Weit über 200.000 Kolleginnen und Kollegen hatten mit wirkungsvollen Warnstreiks gezeigt, welche Kraft in den über zwei Millionen Beschäftigten des öffentlichen Dienstes steckt. Mehrfach wurde der Nahverkehr in Ballungsgebieten völlig lahmgelegt. Mit dem Bestreiken aller großen internationalen Flughäfen in Deutschland zeigten die Flughafen-Beschäftigten, wie schnell sie die für die internationalen Monopole so wichtigen Drehscheiben der internationalen Produktion lahmlegen können. Ein unbefristeter Streik im öffentlichen Dienst, der die internationalen Transportwege blockiert, trifft die Monopole angesichts des verschärften Konkurrenzkampfs in der anhaltenden Wirtschafts- und Finanzkrise an einem Lebensnerv.
Entgegen aller Spaltungsversuche in den bürgerlichen Medien erfuhren die Kampfmaßnahmen von Verdi breite Unterstützung in der Bevölkerung, was zusätzlichen Druck auf die angeschlagene Merkel/Rösler-Regierung aufbaute.
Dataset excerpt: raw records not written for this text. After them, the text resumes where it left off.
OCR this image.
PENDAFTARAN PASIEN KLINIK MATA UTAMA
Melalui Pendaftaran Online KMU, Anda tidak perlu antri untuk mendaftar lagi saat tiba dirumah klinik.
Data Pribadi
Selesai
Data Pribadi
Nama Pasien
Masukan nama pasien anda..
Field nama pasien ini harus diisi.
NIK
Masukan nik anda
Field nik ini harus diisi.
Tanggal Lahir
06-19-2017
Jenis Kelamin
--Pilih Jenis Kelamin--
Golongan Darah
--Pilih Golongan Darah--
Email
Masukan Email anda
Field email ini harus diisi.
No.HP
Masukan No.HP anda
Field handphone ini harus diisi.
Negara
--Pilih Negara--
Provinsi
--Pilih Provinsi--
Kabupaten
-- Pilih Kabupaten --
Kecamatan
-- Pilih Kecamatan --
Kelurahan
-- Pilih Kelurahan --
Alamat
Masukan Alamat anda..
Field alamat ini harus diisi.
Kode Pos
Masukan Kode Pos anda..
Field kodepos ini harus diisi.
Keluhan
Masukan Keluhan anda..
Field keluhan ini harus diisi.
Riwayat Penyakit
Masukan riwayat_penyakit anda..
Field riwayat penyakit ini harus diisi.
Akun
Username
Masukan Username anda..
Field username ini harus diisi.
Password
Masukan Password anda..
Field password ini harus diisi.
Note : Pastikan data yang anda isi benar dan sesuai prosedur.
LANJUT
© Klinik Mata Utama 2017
Bundesinnenminister Hans-Peter Friedrich als Verhandlungsführer für den öffentlichen Dienst des Bundes und der Kommunen war in dieser Situation gezwungen, seine provokative Haltung aufzugeben und zurück zu rudern. Noch vor Beginn der Warnstreiks hatte er Verdi aufgefordert, erstmal neue Forderungen aufzustellen, die tragbar wären.
Kleinlaut stellt Friedrich jetzt fest: "Mit der Lohnerhöhung haben in dieser Tarifrunde die Arbeitnehmer des öffentlichen Dienstes gewonnen. Wir wollen sie auch ordentlich bezahlen." Und der Präsident der Kommunalen Arbeitgeber, Thomas Böhle, sagte, die Kommunen seien angesichts ihrer finanziellen Probleme "bis an ihre Schmerzgrenze" gegangen. Weitere Streiks seien aber vermieden worden. Der Tarifabschluss ist ein Zugeständnis an den kämpferischen Verlauf der Tarifrunde und zielt darauf, auf jeden Fall einen unbefristeten Streik im öffentlichen Dienst zu verhindern. Ein solcher Streik wäre auch ein Signal für die Metaller gewesen, die aktuell in Tarifverhandlungen stehen.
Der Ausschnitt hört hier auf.